Kesepakatan semacam ini tidak hanya dikenakan pada Indonesia. Tetapi kesepakatan LoI ini merupakan perlakuan umum yang diberlakukan oleh IMF kepada setiap negara yang menjadi “pasiennya”. Letter of Intent ini pada umumnya merupakan hal-hal yang menjadi orientasi utama pemerintah negara kreditor dalam kebijakan makroekonomi dan penanganan hutang untuk kemudian diidentifikasi oleh IMF. Agar pada proses selanjutnya IMF dapat memberikan garis kebijakan (policy guidelines) dan technical advice kepada pemerintah yang bersangkutan dalam membenahi perekonomiannya. Proses identifikasi inilah yang kemudian sering dikenal dengan nama “IMF Shadow Programme” (Chossudovsky, 1997).

Kelanjutan Reformasi Ekonomi
Berangkat dari berbagai hal tersebut, maka kehadiran IMF terutama pada saat terjadinya krisis ekonomi 1997-1998 telah memberikan dasar yang kuat dalam reformasi ekonomi Indonesia. Terutama dalam penguatan makroekonomi. Berbagai kebijakan seperti UU Bank Indonesia dan berbagai kebijakan lainnya, telah kembali menempatkan ekonomi Indonesia yang relatif lebih stabil dan pasti. Namun demikian berbagai kebijakan mikro masih terus menjadi kendala dalam proses reformasi ekonomi hingga saat ini.

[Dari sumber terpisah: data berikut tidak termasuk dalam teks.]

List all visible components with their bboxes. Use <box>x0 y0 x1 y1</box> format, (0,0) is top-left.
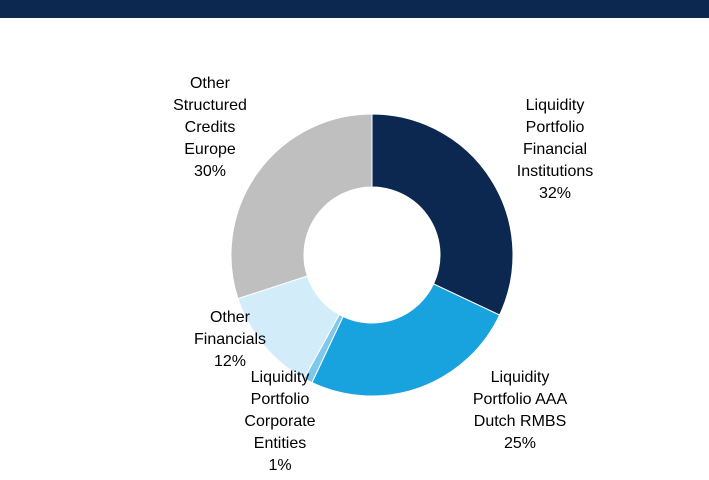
slice-value: 1% <box>268 457 292 474</box>
donut-slice <box>230 113 373 300</box>
slice-name: Liquidity Portfolio Financial Institutio… <box>516 97 594 180</box>
slice-value: 30% <box>193 163 227 180</box>
slice-name: Liquidity Portfolio AAA Dutch RMBS <box>472 369 568 430</box>
slice-name: Liquidity Portfolio Corporate Entities <box>244 369 316 452</box>
slice-label: Other Financials 12% <box>178 307 282 373</box>
slice-label: Liquidity Portfolio AAA Dutch RMBS 25% <box>468 367 572 455</box>
slice-name: Other Financials <box>193 309 267 348</box>
slice-value: 12% <box>213 353 247 370</box>
slice-label: Liquidity Portfolio Financial Institutio… <box>503 95 607 205</box>
slice-value: 25% <box>503 435 537 452</box>
header-bar <box>0 0 709 18</box>
donut-slice <box>371 113 514 316</box>
slice-label: Liquidity Portfolio Corporate Entities 1% <box>228 367 332 477</box>
slice-label: Other Structured Credits Europe 30% <box>158 73 262 183</box>
slice-name: Other Structured Credits Europe <box>173 75 247 158</box>
slice-value: 32% <box>538 185 572 202</box>
donut-slice <box>311 283 501 397</box>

Pertama, terkait dengan privatisasi yang berjalan dengan lambat. Kedua, adanya pembatalan UU ketenagalistrikan oleh MK. Hal ini semakin diperparah ketika pada pemerintahan SBY periode kedua lebih menekankan pada kebijakan yang cenderung proteksionisme (Aswicahyono & Christian, 2017). Kebijakan tersebut tidak mengherankan karena pada masa SBY periode kedua inilah Indonesia tengah menikmati rezeki harga komoditas yang cukup tinggi. Sebaliknya, di masa pemerintahan Jokowi, rendahnya sumber pendapatan dari komoditas mengharuskan peningkatan peran yang lebih signifikan dari pihak swasta. Karenanya, konsistensi implementasi atas berbagai paket kebijakan yang telah dikeluarkan menjadi salah satu solusi dari pelaksanaan reformasi ekonomi yang telah dimulai oleh IMF pasca krisis.